Sensitive exploration is needed and can allow issues such as resuscitation status to be clarified and “unfinished business” to be completed for patients on all these trajectories. However, advance directives may be ignored in the heat of the moment. Mrs HH’s death had (unusually in people with heart failure) been planned, but an emergency overtook the situation and she received inappropriate resuscitation as documentation was not at hand. Living wills (advance directives) may be becoming more popular with patients, but most primary care professionals still have relatively little experience with these (Polack C, personal communication, 2004).
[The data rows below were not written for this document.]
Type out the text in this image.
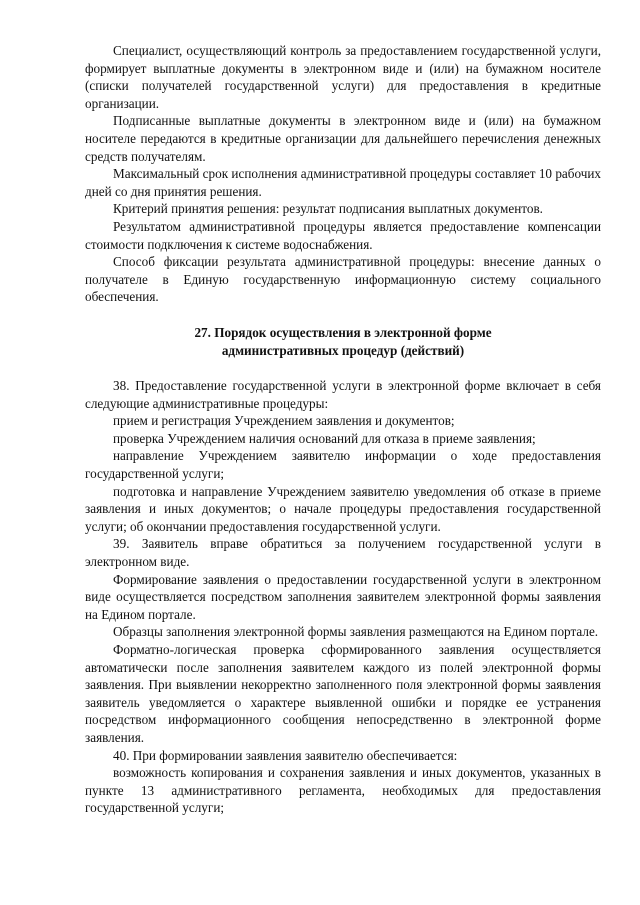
Специалист, осуществляющий контроль за предоставлением государственной услуги, формирует выплатные документы в электронном виде и (или) на бумажном носителе (списки получателей государственной услуги) для предоставления в кредитные организации.

Подписанные выплатные документы в электронном виде и (или) на бумажном носителе передаются в кредитные организации для дальнейшего перечисления денежных средств получателям.

Максимальный срок исполнения административной процедуры составляет 10 рабочих дней со дня принятия решения.

Критерий принятия решения: результат подписания выплатных документов.

Результатом административной процедуры является предоставление компенсации стоимости подключения к системе водоснабжения.

Способ фиксации результата административной процедуры: внесение данных о получателе в Единую государственную информационную систему социального обеспечения.

27. Порядок осуществления в электронной форме
административных процедур (действий)

38. Предоставление государственной услуги в электронной форме включает в себя следующие административные процедуры:

прием и регистрация Учреждением заявления и документов;

проверка Учреждением наличия оснований для отказа в приеме заявления;

направление Учреждением заявителю информации о ходе предоставления государственной услуги;

подготовка и направление Учреждением заявителю уведомления об отказе в приеме заявления и иных документов; о начале процедуры предоставления государственной услуги; об окончании предоставления государственной услуги.

39. Заявитель вправе обратиться за получением государственной услуги в электронном виде.

Формирование заявления о предоставлении государственной услуги в электронном виде осуществляется посредством заполнения заявителем электронной формы заявления на Едином портале.

Образцы заполнения электронной формы заявления размещаются на Едином портале.

Форматно-логическая проверка сформированного заявления осуществляется автоматически после заполнения заявителем каждого из полей электронной формы заявления. При выявлении некорректно заполненного поля электронной формы заявления заявитель уведомляется о характере выявленной ошибки и порядке ее устранения посредством информационного сообщения непосредственно в электронной форме заявления.

40. При формировании заявления заявителю обеспечивается:

возможность копирования и сохранения заявления и иных документов, указанных в пункте 13 административного регламента, необходимых для предоставления государственной услуги;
Such planning may be particularly relevant to people in the third trajectory, where progressive cognitive decline is common.
Understanding the likely trajectory may be empowering for patient and carer
Some patients attempt to gain control over their illness by acquiring knowledge about how it is likely to progress., Had CC (box 1), who had lung cancer, been aware of his likely course of decline he might have been less worried about a very protracted death. Similarly, his wife might have been less worried about a sudden death. Both gave clear cues in the research interviews that they were concerned about the possible nature of the death and would have welcomed sensitive discussion of this with health professionals.